In 2010, she ended up in court on charges of shoplifting and some other minor stuff. Her court appearance was the best thing that ever happened to her, because that is when Chantel met Myriam, who was at the time working as an interpreter at the court.
The heart-wrenching story that landed Chantel in prison and in court touched a nerve and set in motion a series of events that would keep Chantel out of trouble for the rest of her life.

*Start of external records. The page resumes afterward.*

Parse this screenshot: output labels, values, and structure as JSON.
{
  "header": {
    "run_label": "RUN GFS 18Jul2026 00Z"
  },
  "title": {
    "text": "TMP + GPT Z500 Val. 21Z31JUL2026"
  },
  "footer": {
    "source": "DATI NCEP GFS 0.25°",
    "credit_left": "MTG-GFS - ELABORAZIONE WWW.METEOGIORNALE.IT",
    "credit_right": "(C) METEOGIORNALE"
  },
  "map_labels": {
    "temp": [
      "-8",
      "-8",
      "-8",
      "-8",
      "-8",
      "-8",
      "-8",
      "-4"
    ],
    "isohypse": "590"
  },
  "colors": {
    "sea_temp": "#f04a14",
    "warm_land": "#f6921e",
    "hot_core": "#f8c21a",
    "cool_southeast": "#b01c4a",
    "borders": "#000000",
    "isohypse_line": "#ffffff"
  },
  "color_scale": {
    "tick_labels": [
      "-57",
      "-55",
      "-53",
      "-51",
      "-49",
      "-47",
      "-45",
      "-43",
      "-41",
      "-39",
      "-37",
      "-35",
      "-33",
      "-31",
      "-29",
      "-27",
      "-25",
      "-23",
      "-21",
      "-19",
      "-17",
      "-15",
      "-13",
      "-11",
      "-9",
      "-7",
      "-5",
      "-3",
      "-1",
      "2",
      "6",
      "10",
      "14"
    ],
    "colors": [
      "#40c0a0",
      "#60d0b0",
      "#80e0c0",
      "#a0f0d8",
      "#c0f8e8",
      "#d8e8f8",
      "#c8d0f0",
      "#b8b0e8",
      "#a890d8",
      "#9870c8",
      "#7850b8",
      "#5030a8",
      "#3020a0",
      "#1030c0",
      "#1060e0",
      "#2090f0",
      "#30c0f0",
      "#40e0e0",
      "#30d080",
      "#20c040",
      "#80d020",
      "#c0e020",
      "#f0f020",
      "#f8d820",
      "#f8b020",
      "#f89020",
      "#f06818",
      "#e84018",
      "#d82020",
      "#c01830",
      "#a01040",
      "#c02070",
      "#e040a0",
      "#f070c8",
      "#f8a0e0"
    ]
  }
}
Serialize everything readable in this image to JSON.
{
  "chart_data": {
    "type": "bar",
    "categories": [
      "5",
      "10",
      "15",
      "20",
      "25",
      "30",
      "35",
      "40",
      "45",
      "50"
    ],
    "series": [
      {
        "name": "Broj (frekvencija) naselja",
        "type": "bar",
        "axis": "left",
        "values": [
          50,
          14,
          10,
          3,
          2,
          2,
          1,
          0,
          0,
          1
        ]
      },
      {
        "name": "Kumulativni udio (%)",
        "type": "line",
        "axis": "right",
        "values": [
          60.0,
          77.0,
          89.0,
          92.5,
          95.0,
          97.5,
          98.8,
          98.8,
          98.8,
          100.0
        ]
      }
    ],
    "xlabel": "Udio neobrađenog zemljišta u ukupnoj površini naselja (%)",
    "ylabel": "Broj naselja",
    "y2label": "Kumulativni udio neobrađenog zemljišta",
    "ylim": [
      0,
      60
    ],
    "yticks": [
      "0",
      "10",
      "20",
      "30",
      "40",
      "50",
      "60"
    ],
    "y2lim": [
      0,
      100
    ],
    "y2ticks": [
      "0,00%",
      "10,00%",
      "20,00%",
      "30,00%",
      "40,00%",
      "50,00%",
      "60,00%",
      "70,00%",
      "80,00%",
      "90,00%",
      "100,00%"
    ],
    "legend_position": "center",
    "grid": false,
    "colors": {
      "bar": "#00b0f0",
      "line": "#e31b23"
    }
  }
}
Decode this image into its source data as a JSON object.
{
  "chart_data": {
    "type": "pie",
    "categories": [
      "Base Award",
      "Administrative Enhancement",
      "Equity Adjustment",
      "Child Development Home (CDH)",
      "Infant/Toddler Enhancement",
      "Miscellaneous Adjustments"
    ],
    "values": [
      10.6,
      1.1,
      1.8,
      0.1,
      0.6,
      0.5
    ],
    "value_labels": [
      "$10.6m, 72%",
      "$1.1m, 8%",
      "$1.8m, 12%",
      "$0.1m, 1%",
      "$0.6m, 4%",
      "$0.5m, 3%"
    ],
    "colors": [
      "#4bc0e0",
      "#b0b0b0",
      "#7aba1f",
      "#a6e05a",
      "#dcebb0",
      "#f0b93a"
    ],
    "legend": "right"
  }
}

Given the fact that Chantel would end up on the streets again if the court released her, the prosecution demanded that she stay in prison for an additional two weeks to find a solution for her state of homelessness.
That is when My wife Myriam went to work. She visited all the guesthouses on the Dutch side and finally found the Soualiga Guest House on the Pondfill prepared to take her in. Nagico Insurances CEO Imran McSood Amjad sponsored Chantel’s stay, and Mr. Gumbs, the innkeeper, took a liking to his very special guest. Later, the St. Maarten Hospitality and Trade Association SHTA took over the sponsorship until the Mental Health Foundation facility in Cay Hill in the former Hotel Sylvia was completed.
There, Chantel found shelter in a private room where she surrounded herself with Harry Potter posters, her music, her TV and her dedication to her faith. Myriam visited her numerous times; came Christmas or New Year, we would pick up Chantel and spend time with her either at our home or someplace where we could watch the fireworks.
Many people in town have known Chantel; she arrived around twenty years ago from Dominica in St. Maarten. When acquaintances commented on how good she looked during her last years, she would smile and say: “I have a friend who is looking after me now.”
It was clear for some time already that Chantel’s health was deteriorating. The question was no longer if she would pass away, but when this would happen. She spent some time in hospital, before returning to her room at the Mental Health Foundation where a caring staff saw to her every need. Myriam spent countless hours with Chantel at the hospital and later at the Mental Health Foundation.
Of course, we decorated her room for Christmas, even though during the last weeks Chantel was not always aware of her surroundings anymore. But when Myriam appeared at her bedside, her eyes used to light up – her friend was there again.
Saturday afternoon was the last time Myriam stood by Chantel’s bedside, concerned about her labored breathing, but there was nothing the doctors could do for her anymore. When the phone call came shortly after 2 a.m. on Sunday morning, we found comfort in the thought that Chantel’s journey on this earth had ended in a peaceful environment where she found during these last three years of her life the love and care that had eluded her for so long.
Chantel leaves two sons, one daughter and two grandchildren to mourn her.